Over the next five years, Syngenta will spend $2 billion to help farmers not only prepare for, but also tackle the threats posed by climate change.
The announcement was made by the company’s CEO, Erik Fyrwald, who also announced the money will be matched by a drive to reduce the carbon intensity of the company’s operations by at least 50 per cent by 2030 to support the ambitious goals of the Paris Agreement on climate change.
“Agriculture is now at the front line of global efforts to tackle climate change,” says Fyrwald. “Syngenta is committed to accelerating our innovation to find better and ever safer solutions to address the shared challenge of climate change and biodiversity loss.

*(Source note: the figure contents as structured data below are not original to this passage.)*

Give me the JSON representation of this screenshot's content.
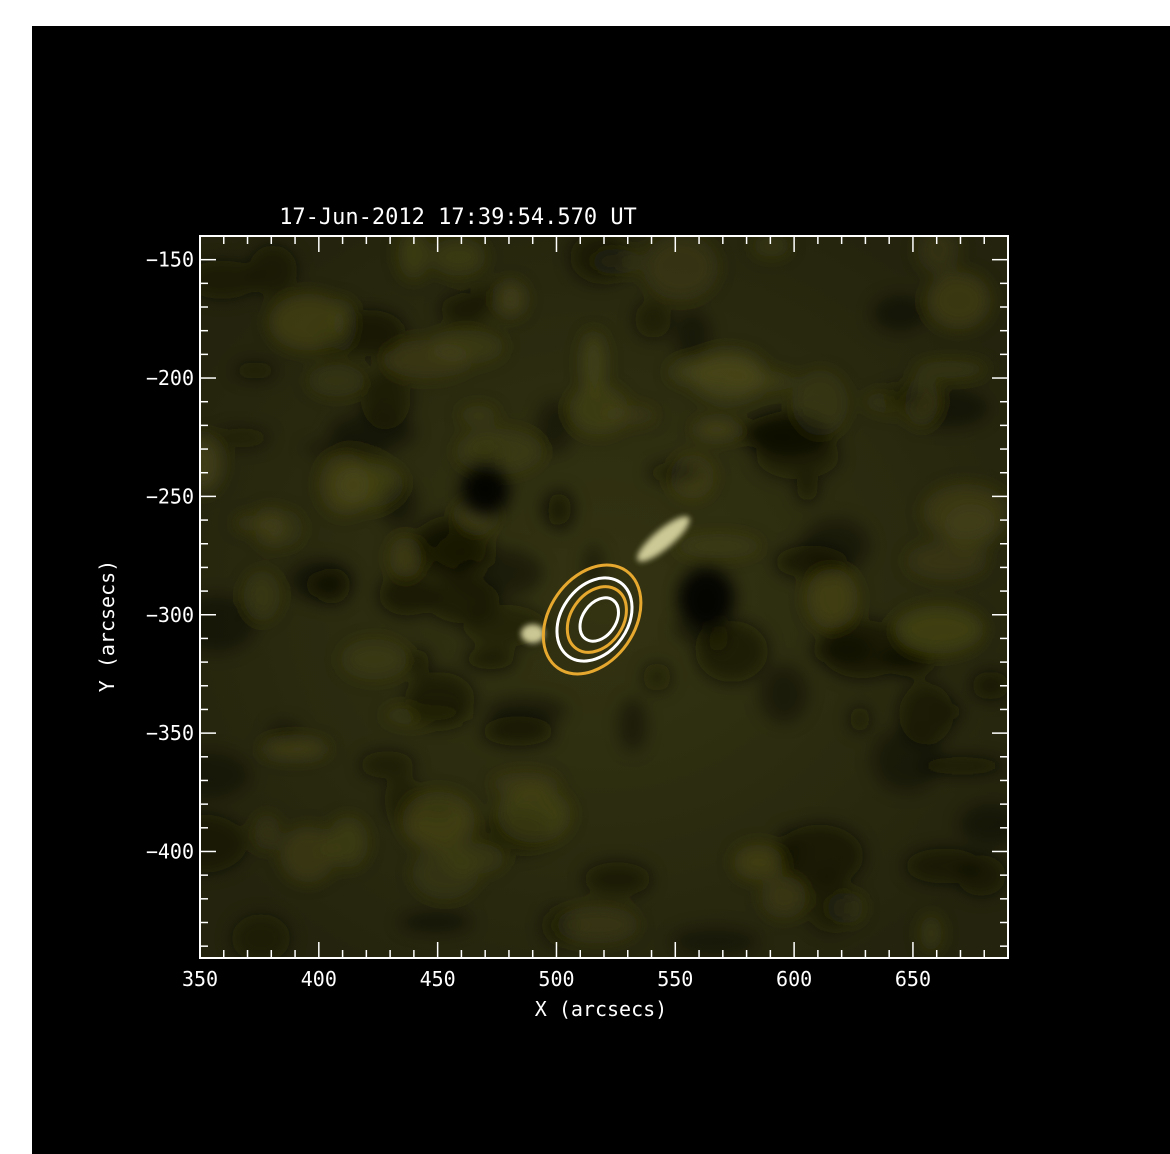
{
  "chart_data": {
    "type": "heatmap",
    "title": "17-Jun-2012 17:39:54.570 UT",
    "xlabel": "X (arcsecs)",
    "ylabel": "Y (arcsecs)",
    "xlim": [
      350,
      690
    ],
    "ylim": [
      -445,
      -140
    ],
    "x_ticks": [
      350,
      400,
      450,
      500,
      550,
      600,
      650
    ],
    "y_ticks": [
      -150,
      -200,
      -250,
      -300,
      -350,
      -400
    ],
    "x_minor_step": 10,
    "y_minor_step": 10,
    "background_color": "#000000",
    "image_color": "#2a2a10",
    "features": [
      {
        "name": "dark-spot-1",
        "x": 470,
        "y": -248,
        "rx": 10,
        "ry": 10
      },
      {
        "name": "dark-spot-2",
        "x": 563,
        "y": -293,
        "rx": 12,
        "ry": 13
      },
      {
        "name": "bright-kernel",
        "x": 490,
        "y": -308,
        "rx": 5,
        "ry": 4
      },
      {
        "name": "bright-filament",
        "x": 545,
        "y": -268,
        "rx": 14,
        "ry": 4,
        "angle": -40
      }
    ],
    "contours": [
      {
        "color": "#e6a82e",
        "cx": 515,
        "cy": -302,
        "rx": 25,
        "ry": 18,
        "angle": -55
      },
      {
        "color": "#ffffff",
        "cx": 516,
        "cy": -302,
        "rx": 19,
        "ry": 14,
        "angle": -55
      },
      {
        "color": "#e6a82e",
        "cx": 517,
        "cy": -302,
        "rx": 15,
        "ry": 11,
        "angle": -55
      },
      {
        "color": "#ffffff",
        "cx": 518,
        "cy": -302,
        "rx": 10,
        "ry": 7,
        "angle": -55
      }
    ]
  }
}
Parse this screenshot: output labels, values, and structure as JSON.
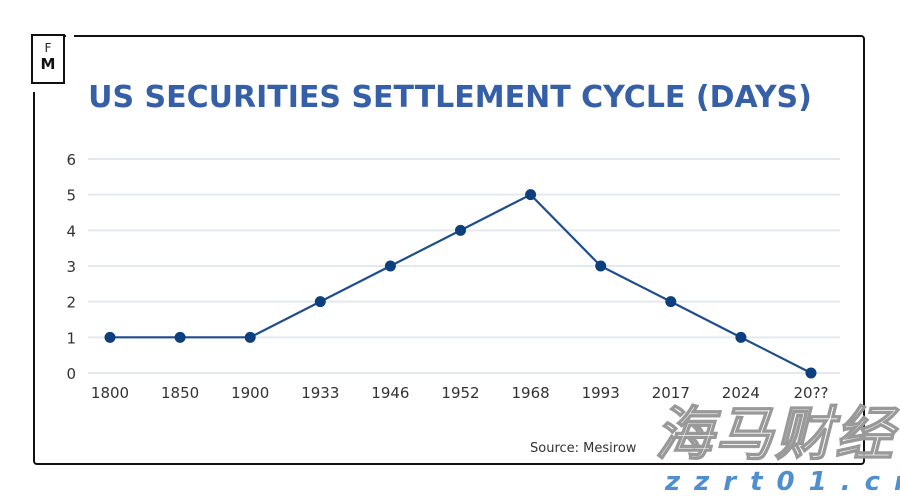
{
  "logo": {
    "line1": "F",
    "line2": "M"
  },
  "source": "Source: Mesirow",
  "watermark": {
    "text": "海马财经",
    "url": "zzrt01.cn"
  },
  "colors": {
    "title": "#3560a8",
    "line": "#1f4e8c",
    "grid": "#e3e9ee"
  },
  "chart_data": {
    "type": "line",
    "title": "US SECURITIES SETTLEMENT CYCLE (DAYS)",
    "categories": [
      "1800",
      "1850",
      "1900",
      "1933",
      "1946",
      "1952",
      "1968",
      "1993",
      "2017",
      "2024",
      "20??"
    ],
    "series": [
      {
        "values": [
          1,
          1,
          1,
          2,
          3,
          4,
          5,
          3,
          2,
          1,
          0
        ]
      }
    ],
    "ylim": [
      0,
      6
    ],
    "yticks": [
      0,
      1,
      2,
      3,
      4,
      5,
      6
    ],
    "grid": true,
    "legend": "none"
  }
}
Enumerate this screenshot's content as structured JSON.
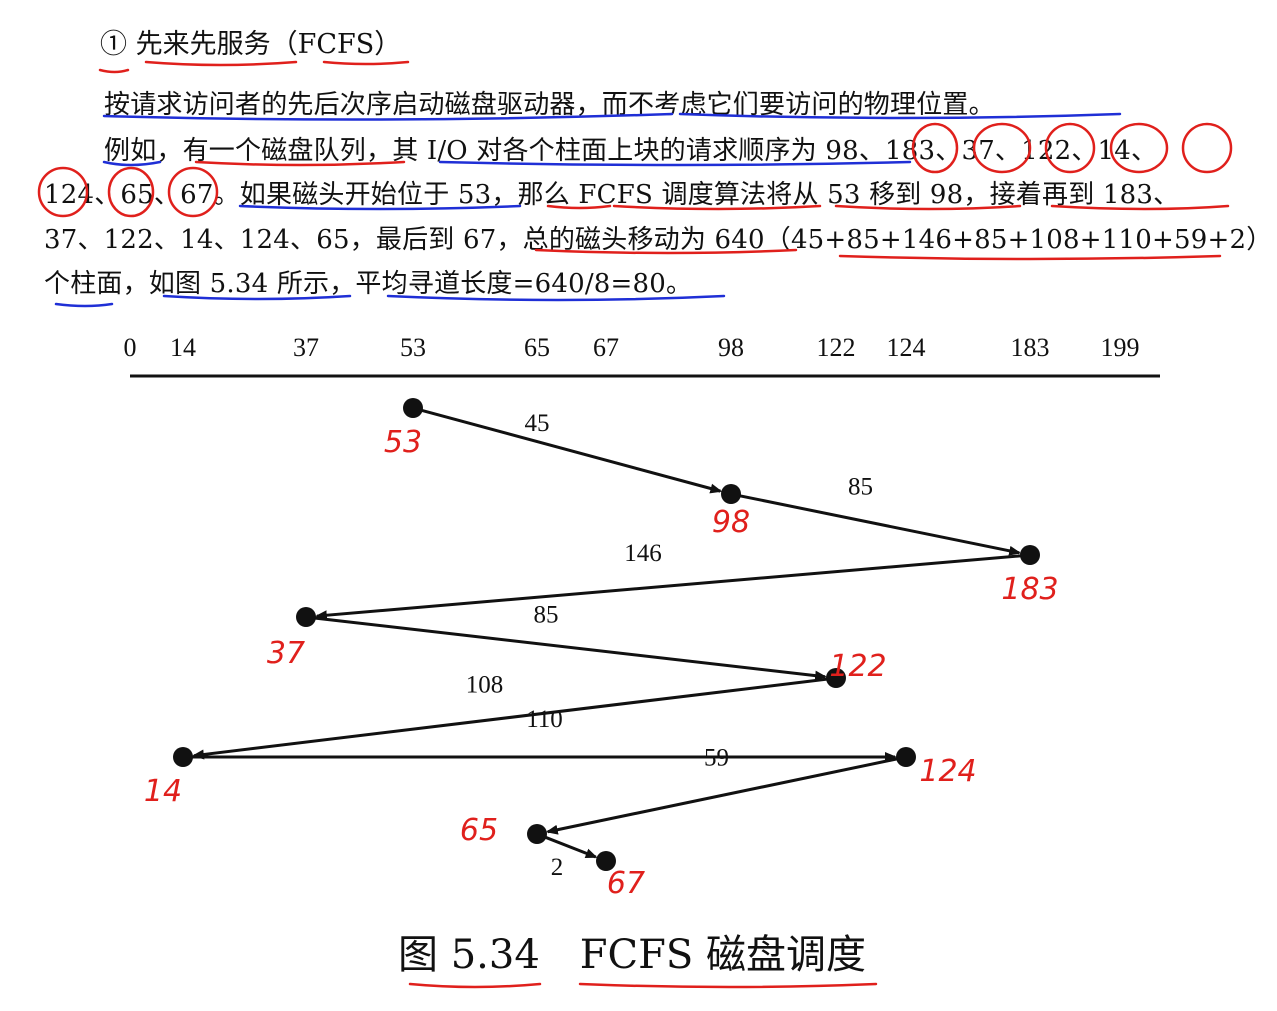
{
  "heading": "① 先来先服务（FCFS）",
  "paragraph": {
    "line1": "按请求访问者的先后次序启动磁盘驱动器，而不考虑它们要访问的物理位置。",
    "line2": "例如，有一个磁盘队列，其 I/O 对各个柱面上块的请求顺序为 98、183、37、122、14、",
    "line3": "124、65、67。如果磁头开始位于 53，那么 FCFS 调度算法将从 53 移到 98，接着再到 183、",
    "line4": "37、122、14、124、65，最后到 67，总的磁头移动为 640（45+85+146+85+108+110+59+2）",
    "line5": "个柱面，如图 5.34 所示，平均寻道长度=640/8=80。"
  },
  "chart_data": {
    "type": "line",
    "axis_ticks": [
      0,
      14,
      37,
      53,
      65,
      67,
      98,
      122,
      124,
      183,
      199
    ],
    "axis_range": [
      0,
      199
    ],
    "sequence": [
      53,
      98,
      183,
      37,
      122,
      14,
      124,
      65,
      67
    ],
    "segment_lengths": [
      45,
      85,
      146,
      85,
      108,
      110,
      59,
      2
    ],
    "handwritten_labels": [
      "53",
      "98",
      "183",
      "37",
      "122",
      "14",
      "124",
      "65",
      "67"
    ]
  },
  "caption": {
    "figure_number": "图 5.34",
    "figure_title": "FCFS 磁盘调度"
  },
  "colors": {
    "ink": "#111111",
    "annotation_red": "#e0201c",
    "annotation_blue": "#1f2fd6"
  }
}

These aren’t just words, this is real action that will drive focus in Syngenta to help farmers tackle climate change and reduce the sector’s contribution to the world’s greenhouse gas emissions.”

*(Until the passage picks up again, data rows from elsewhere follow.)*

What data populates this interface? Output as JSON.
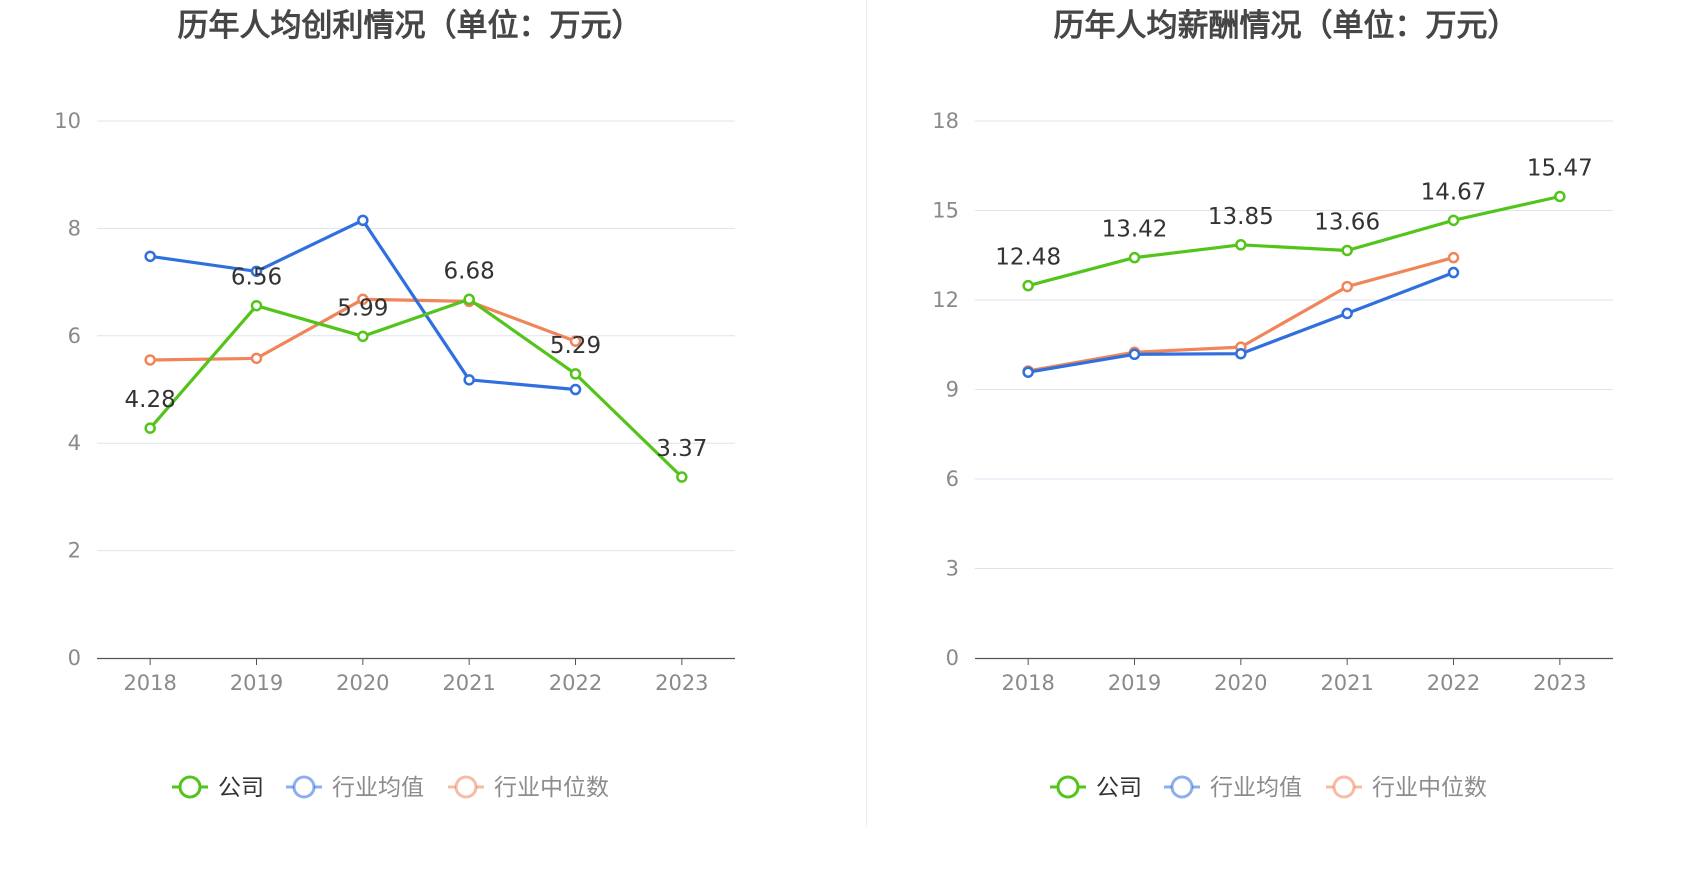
{
  "chart_data": [
    {
      "type": "line",
      "title": "历年人均创利情况（单位：万元）",
      "categories": [
        "2018",
        "2019",
        "2020",
        "2021",
        "2022",
        "2023"
      ],
      "ylim": [
        0,
        10
      ],
      "yticks": [
        0,
        2,
        4,
        6,
        8,
        10
      ],
      "grid": true,
      "legend_position": "bottom",
      "series": [
        {
          "name": "公司",
          "color": "#52c41a",
          "values": [
            4.28,
            6.56,
            5.99,
            6.68,
            5.29,
            3.37
          ],
          "labels": [
            "4.28",
            "6.56",
            "5.99",
            "6.68",
            "5.29",
            "3.37"
          ]
        },
        {
          "name": "行业均值",
          "color": "#2f6fde",
          "values": [
            7.48,
            7.2,
            8.15,
            5.18,
            5.0,
            null
          ]
        },
        {
          "name": "行业中位数",
          "color": "#f0855a",
          "values": [
            5.55,
            5.58,
            6.68,
            6.64,
            5.9,
            null
          ]
        }
      ]
    },
    {
      "type": "line",
      "title": "历年人均薪酬情况（单位：万元）",
      "categories": [
        "2018",
        "2019",
        "2020",
        "2021",
        "2022",
        "2023"
      ],
      "ylim": [
        0,
        18
      ],
      "yticks": [
        0,
        3,
        6,
        9,
        12,
        15,
        18
      ],
      "grid": true,
      "legend_position": "bottom",
      "series": [
        {
          "name": "公司",
          "color": "#52c41a",
          "values": [
            12.48,
            13.42,
            13.85,
            13.66,
            14.67,
            15.47
          ],
          "labels": [
            "12.48",
            "13.42",
            "13.85",
            "13.66",
            "14.67",
            "15.47"
          ]
        },
        {
          "name": "行业均值",
          "color": "#2f6fde",
          "values": [
            9.58,
            10.18,
            10.2,
            11.55,
            12.92,
            null
          ]
        },
        {
          "name": "行业中位数",
          "color": "#f0855a",
          "values": [
            9.62,
            10.25,
            10.42,
            12.45,
            13.42,
            null
          ]
        }
      ]
    }
  ]
}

The company has introduced a new sustainability goal of delivering at least two technological breakthroughs to market each year, to reduce agriculture’s contribution to climate change, harness its mitigation capacity, and help the food system stay within planetary boundaries.

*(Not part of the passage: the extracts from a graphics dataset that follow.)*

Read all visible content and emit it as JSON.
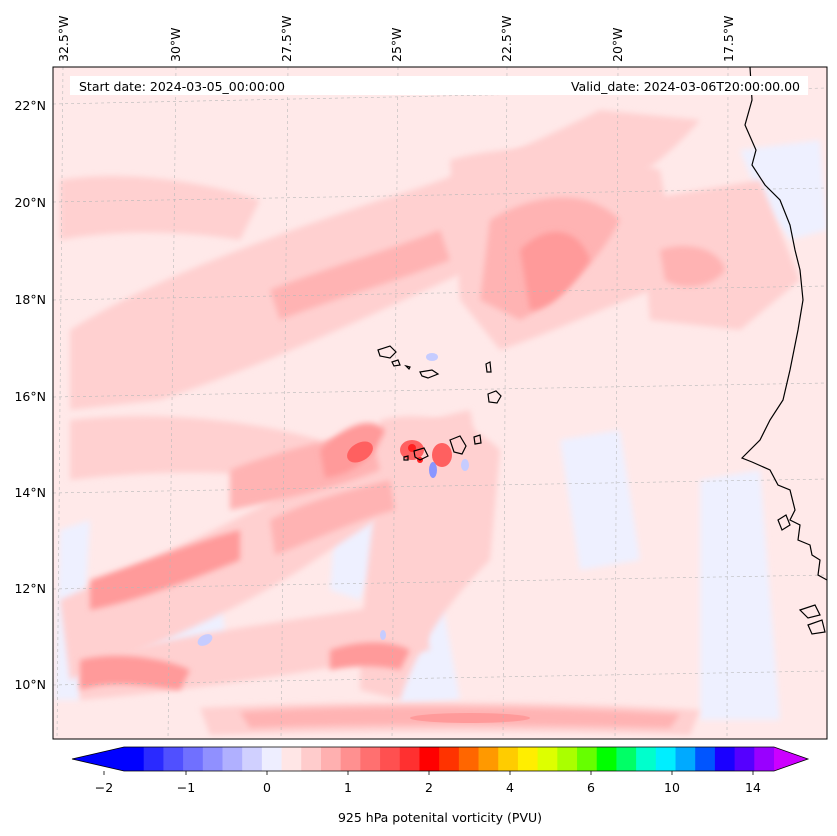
{
  "header": {
    "start_date": "Start date: 2024-03-05_00:00:00",
    "valid_date": "Valid_date: 2024-03-06T20:00:00.00"
  },
  "map": {
    "lon_labels": [
      "32.5°W",
      "30°W",
      "27.5°W",
      "25°W",
      "22.5°W",
      "20°W",
      "17.5°W"
    ],
    "lat_labels": [
      "22°N",
      "20°N",
      "18°N",
      "16°N",
      "14°N",
      "12°N",
      "10°N"
    ],
    "gridlines": "dashed-gray",
    "coastline_color": "#000000"
  },
  "colorbar": {
    "label": "925 hPa potenital vorticity (PVU)",
    "tick_labels": [
      "−2",
      "−1",
      "0",
      "1",
      "2",
      "4",
      "6",
      "10",
      "14"
    ],
    "extend": "both",
    "colors": [
      "#0000ff",
      "#2a2aff",
      "#5050ff",
      "#7070ff",
      "#9090ff",
      "#b0b0ff",
      "#d0d0ff",
      "#eeeeff",
      "#ffe6e6",
      "#ffcccc",
      "#ffb0b0",
      "#ff9090",
      "#ff7070",
      "#ff5050",
      "#ff3030",
      "#ff0000",
      "#ff3300",
      "#ff6600",
      "#ff9900",
      "#ffcc00",
      "#ffee00",
      "#ddff00",
      "#aaff00",
      "#66ff00",
      "#00ff00",
      "#00ff66",
      "#00ffcc",
      "#00eeff",
      "#00aaff",
      "#0055ff",
      "#1a00ff",
      "#5500ff",
      "#9900ff"
    ],
    "neg_end_color": "#0000ff",
    "pos_end_color": "#cc00ff"
  },
  "field": {
    "background": "#ffe9e9",
    "light_pink": "#ffd0d0",
    "pink": "#ffb3b3",
    "salmon": "#ff9a9a",
    "red": "#ff6060",
    "dark_red": "#ff2020",
    "light_blue": "#eef0ff",
    "blue": "#c6ccff",
    "deep_blue": "#8a96ff"
  }
}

The company has partnered with The Nature Conservancy to develop strategies to identify and test new innovations and technology that can benefit farmers and contribute to positive environmental outcomes.
“Achieving conservation at scale will require bold action from the private sector. As businesses increasingly recognize the risks of climate change and the benefits of sustainability, we welcome the opportunity to contribute our science and expertise to help transform business practices,” says Sally Jewell, CEO of The Nature Conservancy.
Progress against the various targets each year will be reported annually and independently audited.